I want to find the best model process for a machine learning pipeline. In other words, normalize $\rightarrow$ feature select $\rightarrow$ test model performance. For example, let's say I want to try Ridge, Lasso, and Elastic Net regression and I am doing normalization, feature selection, and a cross-validated hyperparameter search for all models. I want to pick the best out of the three.
Does it theoretically make sense to run cross-validation where I run the entire pipeline on each of the left out folds?
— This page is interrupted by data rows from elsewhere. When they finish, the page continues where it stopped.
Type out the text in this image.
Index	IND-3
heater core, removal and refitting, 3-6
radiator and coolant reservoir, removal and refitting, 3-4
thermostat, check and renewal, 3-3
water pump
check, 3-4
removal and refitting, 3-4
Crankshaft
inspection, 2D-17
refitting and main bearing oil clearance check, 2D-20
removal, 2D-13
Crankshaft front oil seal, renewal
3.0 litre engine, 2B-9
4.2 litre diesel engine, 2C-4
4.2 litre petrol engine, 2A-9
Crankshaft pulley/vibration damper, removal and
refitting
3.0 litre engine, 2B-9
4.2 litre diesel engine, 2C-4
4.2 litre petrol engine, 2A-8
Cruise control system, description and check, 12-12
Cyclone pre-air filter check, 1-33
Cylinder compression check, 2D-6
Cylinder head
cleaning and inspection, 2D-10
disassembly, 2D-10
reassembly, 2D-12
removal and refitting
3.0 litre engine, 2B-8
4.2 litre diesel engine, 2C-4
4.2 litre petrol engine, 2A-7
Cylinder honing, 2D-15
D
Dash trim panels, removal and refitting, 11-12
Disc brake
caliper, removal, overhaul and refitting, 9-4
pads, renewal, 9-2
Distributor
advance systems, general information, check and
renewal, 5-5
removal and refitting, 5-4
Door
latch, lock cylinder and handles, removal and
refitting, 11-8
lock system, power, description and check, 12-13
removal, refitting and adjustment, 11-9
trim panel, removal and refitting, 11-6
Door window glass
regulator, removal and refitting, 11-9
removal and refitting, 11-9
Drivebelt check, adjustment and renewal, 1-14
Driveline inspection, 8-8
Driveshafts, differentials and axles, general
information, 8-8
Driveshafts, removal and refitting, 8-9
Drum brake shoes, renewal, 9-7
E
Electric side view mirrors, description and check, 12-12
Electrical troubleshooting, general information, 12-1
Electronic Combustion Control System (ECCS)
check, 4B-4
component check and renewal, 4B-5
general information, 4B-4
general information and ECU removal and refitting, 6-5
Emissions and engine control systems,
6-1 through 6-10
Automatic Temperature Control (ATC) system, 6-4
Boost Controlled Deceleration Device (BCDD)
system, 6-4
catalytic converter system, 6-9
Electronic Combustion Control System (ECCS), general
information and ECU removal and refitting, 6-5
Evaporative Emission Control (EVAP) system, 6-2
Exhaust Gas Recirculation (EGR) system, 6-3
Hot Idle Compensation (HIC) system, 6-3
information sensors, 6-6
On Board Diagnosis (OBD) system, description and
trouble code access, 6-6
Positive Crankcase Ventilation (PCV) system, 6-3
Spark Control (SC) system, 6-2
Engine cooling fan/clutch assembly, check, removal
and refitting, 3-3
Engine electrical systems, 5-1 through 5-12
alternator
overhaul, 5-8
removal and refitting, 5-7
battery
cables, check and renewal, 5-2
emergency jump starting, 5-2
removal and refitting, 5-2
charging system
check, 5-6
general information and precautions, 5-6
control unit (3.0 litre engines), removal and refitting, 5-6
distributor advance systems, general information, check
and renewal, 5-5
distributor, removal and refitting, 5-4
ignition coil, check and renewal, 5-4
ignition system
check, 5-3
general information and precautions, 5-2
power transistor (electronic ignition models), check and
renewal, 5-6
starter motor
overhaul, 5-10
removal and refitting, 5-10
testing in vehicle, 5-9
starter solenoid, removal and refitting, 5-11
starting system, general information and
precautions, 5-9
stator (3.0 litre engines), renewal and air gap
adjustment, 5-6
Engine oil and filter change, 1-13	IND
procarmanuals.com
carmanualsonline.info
In SKLearn
, something like this:
models = [Ridge(), Lasso(), ElasticNet()]
for model in models:
pipe = Pipeline([('scaling', scaler),
('feature_selection', selectorCV),
('param_searcm', gridsearchCV)])
scores.append(cross_val_score(pipe, X, y))
# get the best model pipeline from cross_val_score, fit on all my data,
# and whoop there is my best model
Best Answer
From the look of the code, it implies that the whole model fitting procedure is being cross-validated for each model, which is indeed the right way to go about it. Cross-validation is best viewed as a method for evaluating the performance of a procedure for fitting a model, not the fitted model itself. So if you perform feature selection, then that needs to be performed independently in each fold of the cross-validation, if you tune hyper-parameters, then they need to be tuned independently in each fold of the cross-validation. It is important to remember however that the cross-validation score of the best model will be an optimistically biased estimate of the performance of the final system as it has been directly optimised to choose the best model.